Atlantas urban offers and transit opportunities should be expanded, said Powell, but not to expand countless companies like Amazon.

"For Atlanta to continue to grow, we must become a more close city. That's how we will accommodate more businesses, more people, more culture." We can not continue to put more cars on the road. "

What Amazon Wanted

Amazon was open to both suburbs and urban sites, according to the first request for proposals.

But when Amazon officials toured Georgia sites earlier this year, they chose to jump over the suburbs and see only incoming alternatives relatively close to MARTA. They visited booming Midtown, Old Fourth Ward and a project called Quarry Yards near Bankhead Railway Station.

They also looked at the Gulch area and the rough south side of downtown Atlanta, an area that has recently attracted great interest from developers.

The last time a major company with a very large group of jobs moved their headquarters to even cleaning up in downtown Atlanta?

Maybe more than three decades ago, when Georgia-Pacific came to town, according to AJ Robinson, President of Central Atlanta Progress, a downtown organization.

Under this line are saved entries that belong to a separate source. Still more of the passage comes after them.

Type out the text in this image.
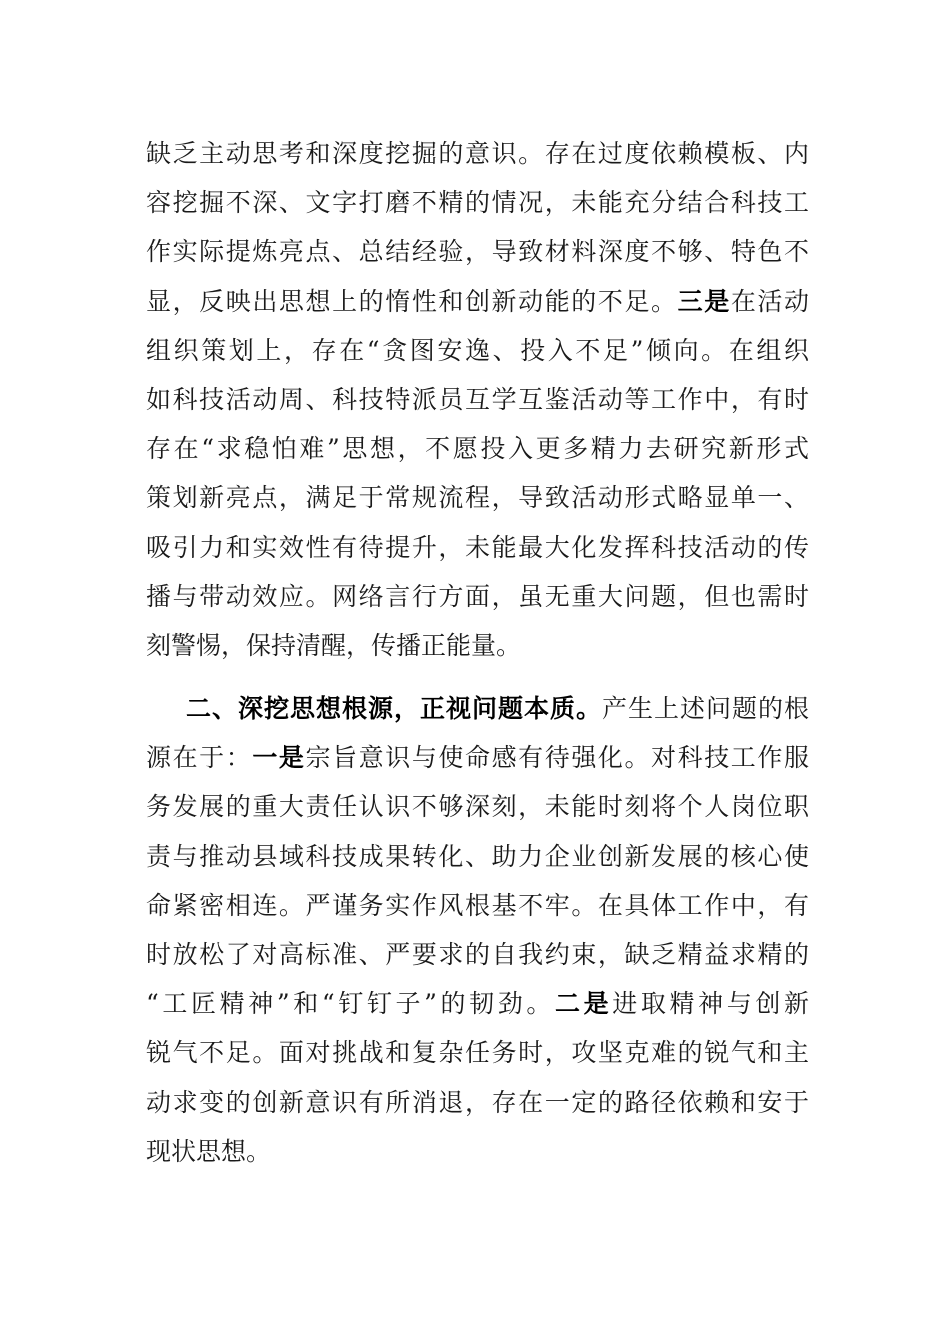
缺乏主动思考和深度挖掘的意识。存在过度依赖模板、内
容挖掘不深、文字打磨不精的情况，未能充分结合科技工
作实际提炼亮点、总结经验，导致材料深度不够、特色不
显，反映出思想上的惰性和创新动能的不足。三是在活动
组织策划上，存在“贪图安逸、投入不足”倾向。在组织
如科技活动周、科技特派员互学互鉴活动等工作中，有时
存在“求稳怕难”思想，不愿投入更多精力去研究新形式
策划新亮点，满足于常规流程，导致活动形式略显单一、
吸引力和实效性有待提升，未能最大化发挥科技活动的传
播与带动效应。网络言行方面，虽无重大问题，但也需时
刻警惕，保持清醒，传播正能量。
二、深挖思想根源，正视问题本质。产生上述问题的根
源在于：一是宗旨意识与使命感有待强化。对科技工作服
务发展的重大责任认识不够深刻，未能时刻将个人岗位职
责与推动县域科技成果转化、助力企业创新发展的核心使
命紧密相连。严谨务实作风根基不牢。在具体工作中，有
时放松了对高标准、严要求的自我约束，缺乏精益求精的
“工匠精神”和“钉钉子”的韧劲。二是进取精神与创新
锐气不足。面对挑战和复杂任务时，攻坚克难的锐气和主
动求变的创新意识有所消退，存在一定的路径依赖和安于
现状思想。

He said he is convinced that Midtown and downtown Atlanta took good pride in what Amazon said it was looking for.

And he said that Amazon's HQ2 search was one of the most important events that created statewide support for Atlanta mass transit.

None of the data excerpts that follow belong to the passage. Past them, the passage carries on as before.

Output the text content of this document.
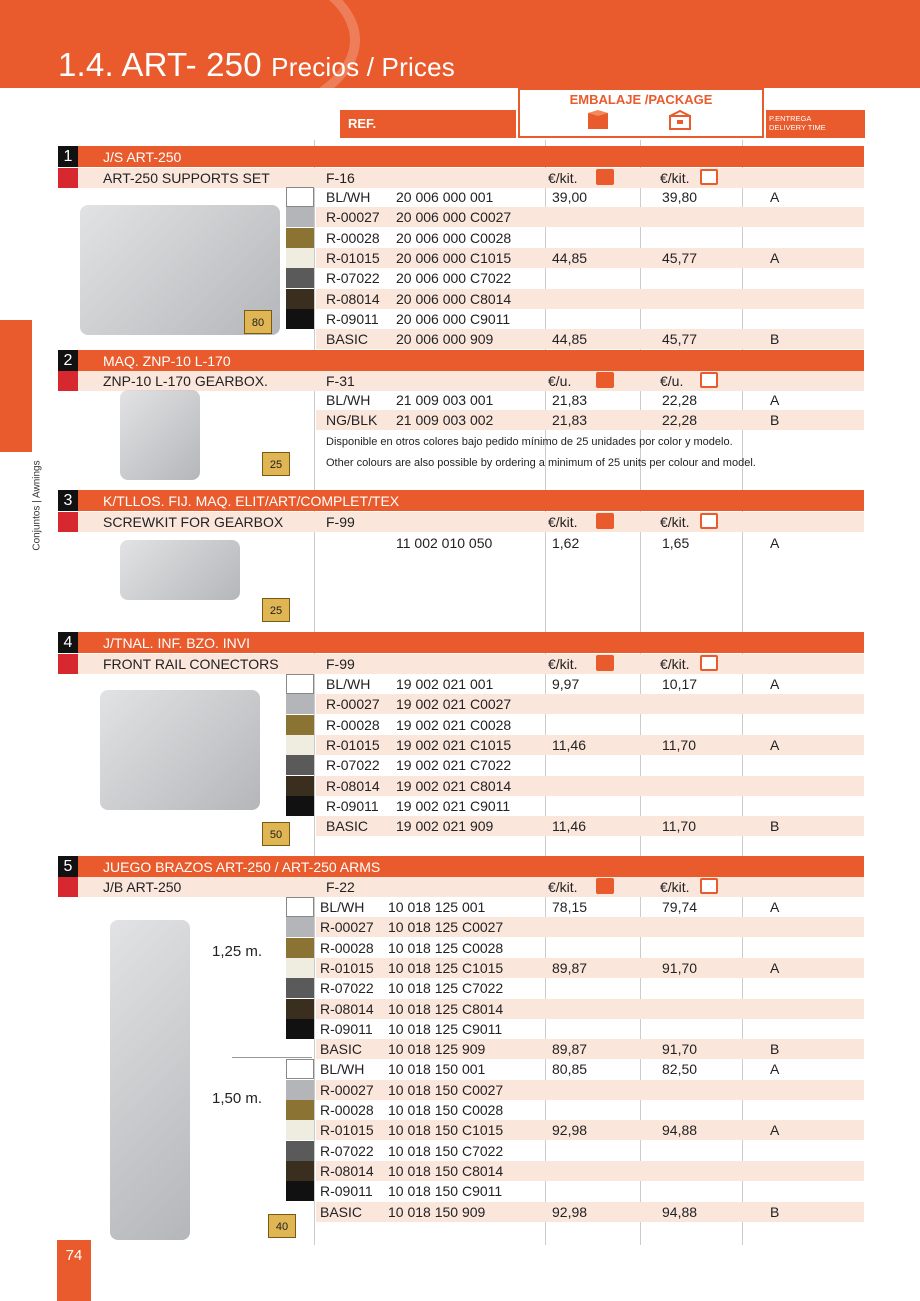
1.4. ART- 250 Precios / Prices
Conjuntos | Awnings
74
REF.
EMBALAJE /PACKAGE
P.ENTREGA
DELIVERY TIME
1	J/S ART-250
ART-250 SUPPORTS SET	F-16	€/kit.	€/kit.
80
BL/WH 20 006 000 001	39,00	39,80	A
R-00027 20 006 000 C0027
R-00028 20 006 000 C0028
R-01015 20 006 000 C1015	44,85	45,77	A
R-07022 20 006 000 C7022
R-08014 20 006 000 C8014
R-09011 20 006 000 C9011
BASIC 20 006 000 909	44,85	45,77	B
2	MAQ. ZNP-10 L-170
ZNP-10 L-170 GEARBOX.	F-31	€/u.	€/u.
25
BL/WH 21 009 003 001	21,83	22,28	A
NG/BLK 21 009 003 002	21,83	22,28	B
Disponible en otros colores bajo pedido mínimo de 25 unidades por color y modelo.
Other colours are also possible by ordering a minimum of 25 units per colour and model.
3	K/TLLOS. FIJ. MAQ. ELIT/ART/COMPLET/TEX
SCREWKIT FOR GEARBOX	F-99	€/kit.	€/kit.
25
11 002 010 050	1,62	1,65	A
4	J/TNAL. INF. BZO. INVI
FRONT RAIL CONECTORS	F-99	€/kit.	€/kit.
50
BL/WH 19 002 021 001	9,97	10,17	A
R-00027 19 002 021 C0027
R-00028 19 002 021 C0028
R-01015 19 002 021 C1015	11,46	11,70	A
R-07022 19 002 021 C7022
R-08014 19 002 021 C8014
R-09011 19 002 021 C9011
BASIC 19 002 021 909	11,46	11,70	B
5	JUEGO BRAZOS ART-250 / ART-250 ARMS
J/B ART-250	F-22	€/kit.	€/kit.
40
BL/WH 10 018 125 001	78,15	79,74	A
R-00027 10 018 125 C0027
R-00028 10 018 125 C0028
R-01015 10 018 125 C1015	89,87	91,70	A
R-07022 10 018 125 C7022
R-08014 10 018 125 C8014
R-09011 10 018 125 C9011
BASIC 10 018 125 909	89,87	91,70	B
BL/WH 10 018 150 001	80,85	82,50	A
R-00027 10 018 150 C0027
R-00028 10 018 150 C0028
R-01015 10 018 150 C1015	92,98	94,88	A
R-07022 10 018 150 C7022
R-08014 10 018 150 C8014
R-09011 10 018 150 C9011
BASIC 10 018 150 909	92,98	94,88	B
1,25 m.
1,50 m.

"Suddenly, everybody is ready to do something," said Robinson.

But the construction of some transit takes many years.

House Speaker David Ralston suggested that Amazon's decision to transfer Atlanta as its headquarters may have been tied to infrastructure limit values.

"We came to the shipment game but we could not go back and pick up all these years before any of us came to management positions," said Ralston. "I think we are now moving aggressively forward to build a state that grows to transit. And I think it will pay dividends in the future."

Government officials spoke to Amazon leaders about the HQ2 decision. "They could not be more free and sincerely be more excited about the future growth of what they have here now," Brantley said.

While corporate officials did not say any local mistakes, they stressed that the decision was based on where managers thought they had the best chance to get the workers they needed, Brantley said.

Brantley said that Amazon also revealed that Atlanta was not considered for a 5,000-person eastern regional logistics note announced for downtown Nashville, a city where voters dropped a referendum yesterday earlier this year.

Brantley said that Georgia officials were told that the project was not necessarily related to the HQ2 decision, even though it was announced at the same time.

At the same time, Atlanta Boosters point to a number of other announcements about jobs coming to town, especially in Midtown.

"I think we have grown enormously like a city," said Christa Huffstickler, general manager of residential real estate firm Engel & Volkers Atlanta. She said everything from jobs, to Beltline to restaurants and festivals. "There are many moves that bring people into Atlanta. At the same time, you've had this urban workforce that built up."

– James Salzer and Michael Kanell contributed to this report.